Coefficient of Conservatism:
0
Coefficient of Wetness:
3
Wetness Index:
FACU
Physiognomy:
Nt A-Forb
A. A. Reznicek
Now considered a nearly cosmopolitan weed, but apparently native to North America, widely naturalized in Europe and elsewhere. Especially characteristic of recently cleared, burned, abandoned, or otherwise disturbed sites, including rebuilt roadsides, railroads, fields, gravel pits, dumps, parking areas, shores, gardens; also in prairie-like areas.
The rudimentary rays are white to pink. Stature of plants varies from a few centimeters (flowering as short as 3 cm, with heads solitary or few) to well over a meter tall (with hundreds of heads). The stem is usually erect and unbranched till near its summit. The prominent stiff hairs nearly or quite at right angles to the stem and leaf margins (which appear boldly ciliate) usually make it an easy species to recognize, even vegetatively. Though typically considered an annual, it can also be a biennial under some circumstances.

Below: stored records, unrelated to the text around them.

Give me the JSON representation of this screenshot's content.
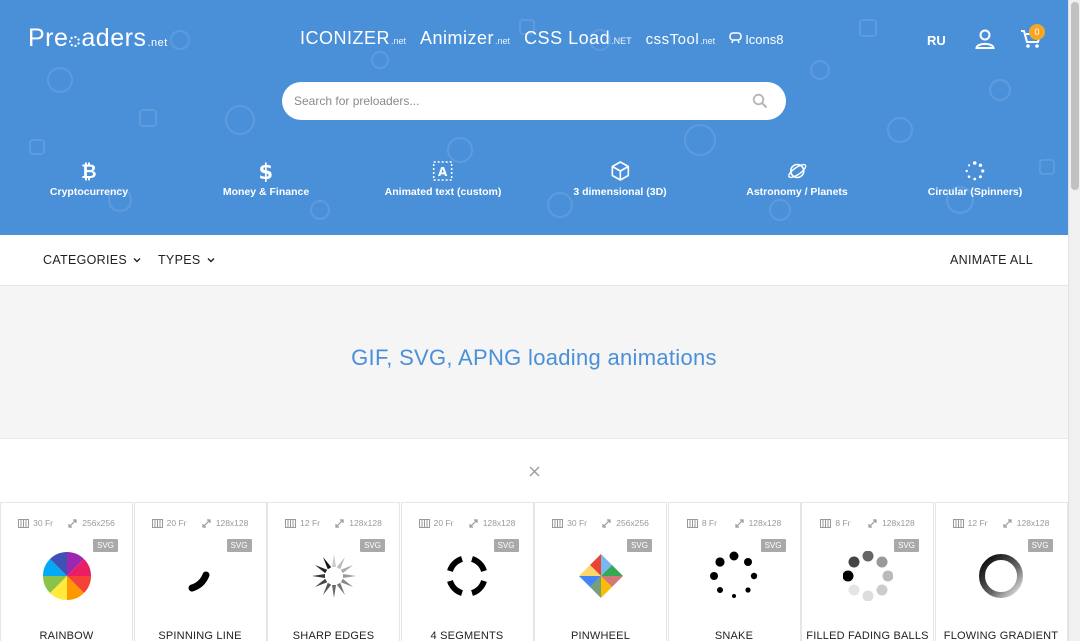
{
  "header": {
    "logo": {
      "left": "Pre",
      "right": "aders",
      "suffix": ".net"
    },
    "topnav": [
      {
        "name": "ICONIZER",
        "suffix": ".net"
      },
      {
        "name": "Animizer",
        "suffix": ".net"
      },
      {
        "name": "CSS Load",
        "suffix": ".NET"
      },
      {
        "name": "cssTool",
        "suffix": ".net"
      },
      {
        "name": "Icons8",
        "suffix": ""
      }
    ],
    "lang": "RU",
    "cart_count": "0"
  },
  "search": {
    "placeholder": "Search for preloaders..."
  },
  "categories": [
    {
      "label": "Cryptocurrency",
      "icon": "bitcoin-icon"
    },
    {
      "label": "Money & Finance",
      "icon": "dollar-icon"
    },
    {
      "label": "Animated text (custom)",
      "icon": "text-frame-icon"
    },
    {
      "label": "3 dimensional (3D)",
      "icon": "cube-icon"
    },
    {
      "label": "Astronomy / Planets",
      "icon": "planet-icon"
    },
    {
      "label": "Circular (Spinners)",
      "icon": "spinner-icon"
    }
  ],
  "filterbar": {
    "categories_label": "CATEGORIES",
    "types_label": "TYPES",
    "animate_all_label": "ANIMATE ALL"
  },
  "banner": {
    "title": "GIF, SVG, APNG loading animations"
  },
  "cards": [
    {
      "frames": "30 Fr",
      "size": "256x256",
      "format": "SVG",
      "name": "RAINBOW"
    },
    {
      "frames": "20 Fr",
      "size": "128x128",
      "format": "SVG",
      "name": "SPINNING LINE"
    },
    {
      "frames": "12 Fr",
      "size": "128x128",
      "format": "SVG",
      "name": "SHARP EDGES"
    },
    {
      "frames": "20 Fr",
      "size": "128x128",
      "format": "SVG",
      "name": "4 SEGMENTS"
    },
    {
      "frames": "30 Fr",
      "size": "256x256",
      "format": "SVG",
      "name": "PINWHEEL"
    },
    {
      "frames": "8 Fr",
      "size": "128x128",
      "format": "SVG",
      "name": "SNAKE"
    },
    {
      "frames": "8 Fr",
      "size": "128x128",
      "format": "SVG",
      "name": "FILLED FADING BALLS"
    },
    {
      "frames": "12 Fr",
      "size": "128x128",
      "format": "SVG",
      "name": "FLOWING GRADIENT"
    }
  ],
  "colors": {
    "brand": "#4a90d9",
    "badge": "#f5a623"
  }
}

Some plants (particularly from the Upper Peninsula) are small, with ascending branches from near or below the middle overtopping the stem apex. These and some others may have very sparse or more appressed pubescence, but most have the widely spreading bristly hairs of C. canadensis. None, however, have the diffuse, decumbent branches at the base that characterize the more delicate and narrower-leaved C. ramosissima Cronquist, which also has only antrorse or appressed hairs. That species has been collected in Ohio not too far from the Michigan border and should be sought here. Whether the Michigan plants result from seasonal or genetic variation, or other factors deserves investigation.